Soddisfare il bisogno insoddisfatto di un vaccino è la priorità assoluta per i ricercatori che studiano la malattia di Lyme, che infetta circa 476.000 persone negli Stati Uniti ogni anno e può portare a gravi complicazioni come affaticamento continuo e problemi articolari.
Gli sviluppatori di vaccini sono andati vicini al successo, ma nessun vaccino umano è ancora stato commercialmente valido.
Dopo decenni di tentativi ed errori, sta emergendo un nuovo promettente bersaglio: la proteina batterica di Lyme CspZ, che i batteri usano per eludere il rilevamento dal sistema immunitario del corpo.
CspZ è emerso per la prima volta come candidato mentre gli scienziati erano alla ricerca di proteine che potessero essere conservate evolutivamente in diversi ceppi di batteri di Lyme e quindi generare un’ampia risposta protettiva.
“Sappiamo da anni che CspZ sarebbe un bersaglio ideale per il vaccino perché viene prodotto in abbondanza durante l’infezione, ma la sfida era che nella sua forma naturale, la proteina non innesca una forte risposta immunitaria”, ha detto Yi-Pin Lin, professore associato di malattie infettive e salute globale presso la Cummings School of Veterinary Medicine della Tufts University.
“Per ovviare a questo problema, avevamo bisogno di ingegnerizzare la struttura della proteina per rivelare regioni nascoste che il sistema immunitario potesse riconoscere e rispondere in modo efficace”.
Ci sono voluti diversi tentativi, ma Lin e i suoi collaboratori hanno identificato le modifiche specifiche al codice genetico di CspZ per creare una proteina ingegnerizzata che ha prodotto una robusta risposta immunitaria negli studi preclinici sui topi.
Con questo successo e vedendo che i topi e le cellule immunitarie umane reagiscono in modo simile alla proteina CspZ modificata, dando la speranza che questa possa essere trasmessa ai pazienti, i ricercatori hanno ora voluto utilizzare l’imaging tridimensionale per capire meglio come funziona il loro nuovo bersaglio vaccinale.
Il loro ultimo studio, pubblicato il 7 aprile sulla rivista Nature Communications, mostra che il CspZ modificato innesca una risposta immunitaria mirata al “tallone d’Achille” esposto della proteina CspZ. Normalmente, il CspZ nativo rimane nascosto al sistema immunitario legandosi a molecole responsabili del rilevamento di batteri o parassiti pericolosi, rendendolo inaccessibile alle difese immunitarie.

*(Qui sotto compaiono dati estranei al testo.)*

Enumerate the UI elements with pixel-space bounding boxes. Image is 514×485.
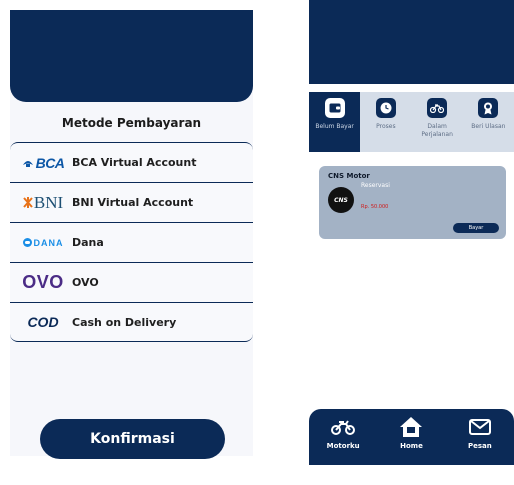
payment-option-cod[interactable]: COD Cash on Delivery (10, 302, 253, 342)
company-logo: CNS (328, 187, 354, 213)
cod-logo: COD (27, 314, 59, 330)
tab-belum-bayar[interactable]: Belum Bayar (309, 92, 361, 152)
order-price: Rp. 50.000 (361, 204, 389, 210)
home-icon (398, 416, 424, 438)
tab-label: Proses (376, 123, 396, 130)
ovo-logo: OVO (22, 272, 64, 292)
wallet-icon (324, 98, 345, 118)
motorcycle-icon (330, 416, 356, 438)
section-title: Metode Pembayaran (61, 116, 202, 130)
dana-logo: DANA (16, 238, 70, 248)
nav-label: Pesan (467, 442, 492, 450)
tab-proses[interactable]: Proses (360, 92, 411, 152)
tab-label: Beri Ulasan (471, 123, 506, 130)
dana-emblem-icon (22, 238, 32, 247)
orders-screen: Belum Bayar Proses Dalam Perjalanan Beri… (309, 0, 514, 465)
nav-item-pesan[interactable]: Pesan (446, 409, 514, 465)
pay-button[interactable]: Bayar (453, 223, 499, 233)
tab-label: Dalam Perjalanan (421, 123, 453, 138)
bca-emblem-icon (22, 160, 33, 167)
header-banner (309, 0, 514, 84)
order-status: Reservasi (361, 182, 390, 189)
nav-item-home[interactable]: Home (377, 409, 445, 465)
bca-logo: BCA (16, 155, 70, 171)
payment-method-screen: Metode Pembayaran BCA BCA Virtual Accoun… (10, 10, 253, 459)
nav-label: Home (400, 442, 423, 450)
bni-emblem-icon (23, 197, 33, 208)
order-status-tabs: Belum Bayar Proses Dalam Perjalanan Beri… (309, 92, 514, 152)
tab-beri-ulasan[interactable]: Beri Ulasan (463, 92, 514, 152)
tab-dalam-perjalanan[interactable]: Dalam Perjalanan (412, 92, 463, 152)
nav-label: Motorku (326, 442, 360, 450)
nav-item-motorku[interactable]: Motorku (309, 409, 377, 465)
payment-option-bni[interactable]: BNI BNI Virtual Account (10, 182, 253, 222)
payment-option-label: OVO (72, 276, 99, 289)
payment-option-ovo[interactable]: OVO OVO (10, 262, 253, 302)
mail-icon (467, 416, 493, 438)
bni-logo: BNI (16, 193, 70, 213)
order-company-name: CNS Motor (328, 172, 370, 180)
order-card[interactable]: CNS Motor CNS Reservasi Rp. 50.000 Bayar (319, 166, 506, 239)
bottom-navigation: Motorku Home Pesan (309, 409, 514, 465)
confirm-button[interactable]: Konfirmasi (40, 419, 225, 459)
payment-option-label: Cash on Delivery (72, 315, 177, 329)
motorcycle-icon (427, 98, 448, 118)
tab-label: Belum Bayar (315, 123, 354, 130)
payment-option-label: Dana (72, 236, 104, 249)
payment-option-label: BCA Virtual Account (72, 156, 197, 169)
payment-option-dana[interactable]: DANA Dana (10, 222, 253, 262)
award-icon (478, 98, 499, 118)
payment-method-list: BCA BCA Virtual Account BNI BNI Virtual … (10, 142, 253, 342)
payment-option-label: BNI Virtual Account (72, 196, 194, 209)
header-banner (10, 10, 253, 102)
payment-option-bca[interactable]: BCA BCA Virtual Account (10, 142, 253, 182)
clock-icon (375, 98, 396, 118)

Tuttavia, il CspZ modificato addestra il sistema immunitario a produrre anticorpi che riconoscono la regione esposta di CspZ nella sua forma alterata, rendendo molto più facile per i globuli bianchi dell’ospite trovare ed eliminare i batteri che causano la malattia di Lyme.
“Quello che abbiamo scoperto anche attraverso la progettazione di vaccini basati sulla struttura è che potremmo modificare ulteriormente CspZ per rendere la molecola più stabile a temperatura corporea”, ha detto Lin, che è un co-autore corrispondente dello studio.

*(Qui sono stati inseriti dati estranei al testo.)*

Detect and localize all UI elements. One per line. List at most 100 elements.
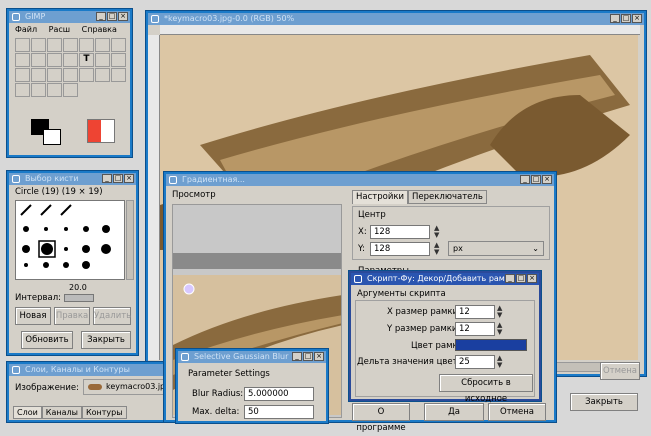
center-x-input[interactable]: 128 [370, 225, 430, 239]
text-icon[interactable]: T [79, 53, 94, 67]
image-window-titlebar[interactable]: *keymacro03.jpg-0.0 (RGB) 50% _ □ × [148, 13, 644, 25]
pencil-icon[interactable] [31, 68, 46, 82]
magnify-icon[interactable] [15, 53, 30, 67]
ellipse-select-icon[interactable] [31, 38, 46, 52]
brush-icon[interactable] [47, 68, 62, 82]
brush-titlebar[interactable]: Выбор кисти _ □ × [9, 173, 136, 185]
maximize-button[interactable]: □ [621, 14, 631, 23]
x-size-input[interactable]: 12 [455, 305, 495, 319]
close-button[interactable]: × [527, 274, 537, 283]
color-delta-input[interactable]: 25 [455, 355, 495, 369]
center-y-spinner-icon[interactable]: ▲ ▼ [434, 242, 442, 256]
tab-layers[interactable]: Слои [13, 406, 42, 419]
close-button[interactable]: × [314, 352, 324, 361]
image-close-button[interactable]: Закрыть [570, 393, 638, 411]
color-delta-label: Дельта значения цвета: [357, 357, 466, 367]
minimize-button[interactable]: _ [505, 274, 515, 283]
close-button[interactable]: × [118, 12, 128, 21]
toolbox-titlebar[interactable]: GIMP _ □ × [9, 11, 130, 23]
convolve-icon[interactable] [15, 83, 30, 97]
menu-help[interactable]: Справка [82, 25, 117, 34]
smudge-icon[interactable] [31, 83, 46, 97]
blur-radius-input[interactable]: 5.000000 [244, 387, 314, 401]
close-button[interactable]: × [124, 174, 134, 183]
bg-color-swatch[interactable] [43, 129, 61, 145]
clone-icon[interactable] [111, 68, 126, 82]
tab-switches[interactable]: Переключатель [408, 190, 487, 204]
close-button[interactable]: × [632, 14, 642, 23]
minimize-button[interactable]: _ [520, 175, 530, 184]
reset-button[interactable]: Сбросить в исходное [439, 374, 533, 404]
minimize-button[interactable]: _ [96, 12, 106, 21]
maximize-button[interactable]: □ [107, 12, 117, 21]
image-selector[interactable]: keymacro03.jpg [83, 379, 173, 395]
vertical-ruler [148, 35, 160, 360]
minimize-button[interactable]: _ [102, 174, 112, 183]
new-brush-button[interactable]: Новая [15, 307, 51, 325]
scissors-icon[interactable] [95, 38, 110, 52]
window-menu-icon[interactable] [169, 176, 177, 184]
dodge-icon[interactable] [47, 83, 62, 97]
layers-titlebar[interactable]: Слои, Каналы и Контуры [9, 364, 165, 376]
fuzzy-select-icon[interactable] [63, 38, 78, 52]
refresh-button[interactable]: Обновить [21, 331, 73, 349]
tab-channels[interactable]: Каналы [41, 406, 82, 419]
maximize-button[interactable]: □ [113, 174, 123, 183]
measure-icon[interactable] [63, 83, 78, 97]
minimize-button[interactable]: _ [292, 352, 302, 361]
maximize-button[interactable]: □ [303, 352, 313, 361]
selective-blur-titlebar[interactable]: Selective Gaussian Blur _ □ × [178, 351, 326, 363]
border-color-button[interactable] [455, 339, 527, 351]
window-menu-icon[interactable] [181, 353, 189, 361]
center-x-spinner-icon[interactable]: ▲ ▼ [434, 225, 442, 239]
center-x-label: X: [358, 227, 367, 237]
y-size-spinner-icon[interactable]: ▲ ▼ [497, 322, 505, 336]
tab-paths[interactable]: Контуры [81, 406, 127, 419]
airbrush-icon[interactable] [79, 68, 94, 82]
flip-icon[interactable] [63, 53, 78, 67]
interval-slider[interactable] [64, 294, 94, 302]
fill-icon[interactable] [111, 53, 126, 67]
image-label: Изображение: [15, 383, 79, 393]
delete-brush-button[interactable]: Удалить [93, 307, 131, 325]
image-cancel-button[interactable]: Отмена [600, 362, 640, 380]
window-menu-icon[interactable] [354, 275, 362, 283]
rect-select-icon[interactable] [15, 38, 30, 52]
close-button[interactable]: × [542, 175, 552, 184]
close-brush-button[interactable]: Закрыть [81, 331, 131, 349]
maximize-button[interactable]: □ [516, 274, 526, 283]
lasso-icon[interactable] [47, 38, 62, 52]
script-fu-titlebar[interactable]: Скрипт-Фу: Декор/Добавить рамку _ □ × [351, 273, 539, 285]
brush-grid[interactable] [15, 200, 125, 280]
gradient-icon[interactable] [15, 68, 30, 82]
center-y-input[interactable]: 128 [370, 242, 430, 256]
crop-icon[interactable] [31, 53, 46, 67]
about-button[interactable]: О программе [352, 403, 410, 433]
bezier-icon[interactable] [79, 38, 94, 52]
active-brush-preview[interactable] [87, 119, 115, 143]
y-size-input[interactable]: 12 [455, 322, 495, 336]
brush-grid-scrollbar[interactable] [126, 200, 134, 280]
interval-label: Интервал: [15, 293, 62, 303]
maximize-button[interactable]: □ [531, 175, 541, 184]
ink-icon[interactable] [95, 68, 110, 82]
tab-settings[interactable]: Настройки [352, 190, 409, 204]
move-icon[interactable] [111, 38, 126, 52]
max-delta-input[interactable]: 50 [244, 405, 314, 419]
window-menu-icon[interactable] [12, 175, 20, 183]
brush-title: Выбор кисти [25, 174, 79, 183]
transform-icon[interactable] [47, 53, 62, 67]
eraser-icon[interactable] [63, 68, 78, 82]
picker-icon[interactable] [95, 53, 110, 67]
menu-extensions[interactable]: Расш [49, 25, 70, 34]
x-size-spinner-icon[interactable]: ▲ ▼ [497, 305, 505, 319]
color-delta-spinner-icon[interactable]: ▲ ▼ [497, 355, 505, 369]
edit-brush-button[interactable]: Правка [54, 307, 90, 325]
window-menu-icon[interactable] [12, 366, 20, 374]
menu-file[interactable]: Файл [15, 25, 37, 34]
window-menu-icon[interactable] [151, 15, 159, 23]
unit-select[interactable]: px ⌄ [448, 241, 544, 256]
minimize-button[interactable]: _ [610, 14, 620, 23]
gradient-titlebar[interactable]: Градиентная... _ □ × [166, 174, 554, 186]
window-menu-icon[interactable] [12, 13, 20, 21]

“Ciò consente alla proteina CspZ ingegnerizzata di persistere più a lungo nel corpo per promuovere la produzione continua di anticorpi protettivi, il che riduce significativamente il numero di richiami del vaccino necessari”.
Il lavoro è stato condotto da un team internazionale di esperti, tra cui Lin della Tufts University; Maria Elena Bottazzi e Wen-Hsiang Chen del Texas Children’s Hospital Center for Vaccine Development, Baylor College of Medicine; Ching-Lin Hsieh, già all’Università del Texas; e Kalvis Brangulis presso il Centro di ricerca e studi biomedici lettoni e l’Università Stradins di Riga.
I ricercatori hanno in programma di esplorare diverse applicazioni per la loro strategia vaccinale brevettata contro la malattia di Lyme.
Ciò può includere la collaborazione con partner commerciali per sviluppare piattaforme per la sperimentazione e la somministrazione sicura di vaccini ingegnerizzati a base di proteina CspZ, conducendo studi clinici sull’uomo o immunizzando le popolazioni naturali di topi selvatici dai piedi bianchi che trasportano i batteri che le zecche trasferiscono per infettare gli esseri umani.
“Lo sviluppo di un vaccino è un processo molto lungo e quando facciamo esperimenti, il 90% delle volte non funzionano”, ha detto Lin.
“Ma avere un vaccino è meglio che non avere alcun vaccino, quindi avere collaboratori che vedono i problemi in modo diverso ci ha aiutato a superare le sfide in ogni fase”.